Datum uitspraak: 7 januari 2011
AFDELING
BESTUURSRECHTSPRAAK
Uitspraak van de voorzitter van de Afdeling bestuursrechtspraak van de Raad van State op het verzoek om het treffen van een voorlopige voorziening (artikel 8:81 van de Algemene wet bestuursrecht) in het geding tussen:
de onderlinge waarborgmaatschappij Coöperatie Mobilisation for the Environment U.A. (hierna: MOB), gevestigd te Nijmegen,
verzoekster,
en
het college van gedeputeerde staten van Limburg,
verweerder.
1. Procesverloop
Bij besluit van 9 september 2010, kenmerk CAS201000012271/ DOC201000113645, heeft het college, na toepassing van afdeling 3.4 van de Algemene wet bestuursrecht, op grond van de aanvraag van een vergunning ingevolge de artikelen 16 en 19d van de Nbw 1998 (hierna: Nbw 1998) voor het uitbreiden van een pluimveehouderij nabij de Natura 2000-gebieden Groote Peel, Sarsven en de Banen en Leudal, bepaald dat voor de aangevraagde activiteit geen vergunningplicht geldt.

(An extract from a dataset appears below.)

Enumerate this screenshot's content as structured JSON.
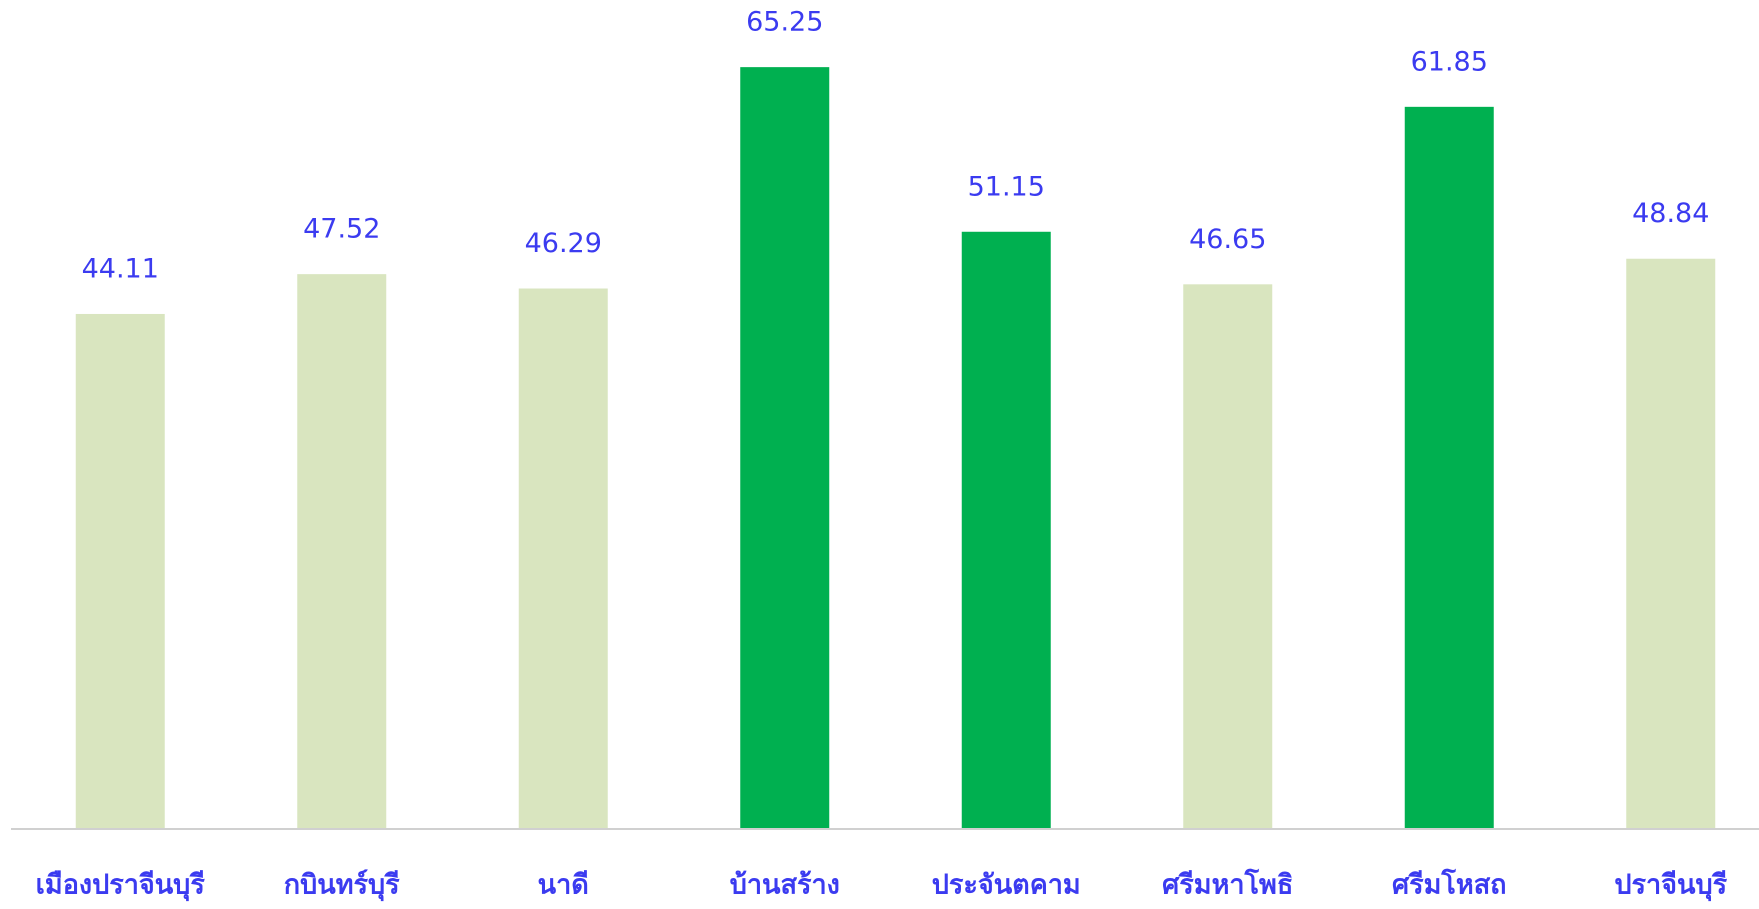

Tegen dit besluit heeft MOB per fax, bij de Raad van State ingekomen op 27 oktober 2010, beroep ingesteld.
Bij brief, bij de Raad van State ingekomen op 5 november 2010, heeft MOB de voorzitter verzocht een voorlopige voorziening te treffen.
De voorzitter heeft het verzoek ter zitting behandeld op 24 december 2010, waar MOB, vertegenwoordigd door mr. V. Wösten, werkzaam bij Wösten Juridisch Advies, is verschenen.
2. Overwegingen
2.1. Het oordeel van de voorzitter heeft een voorlopig karakter en is niet bindend in de bodemprocedure.
2.2. MOB heeft onweersproken gesteld dat de noodzakelijke milieu- en bouwvergunning voor de beoogde uitbreiding zijn verleend en dat de aanvrager van de Nbw 1998-vergunning bezig is de uitbreiding te realiseren. Gelet hierop acht de voorzitter in deze procedure een spoedeisend belang aanwezig.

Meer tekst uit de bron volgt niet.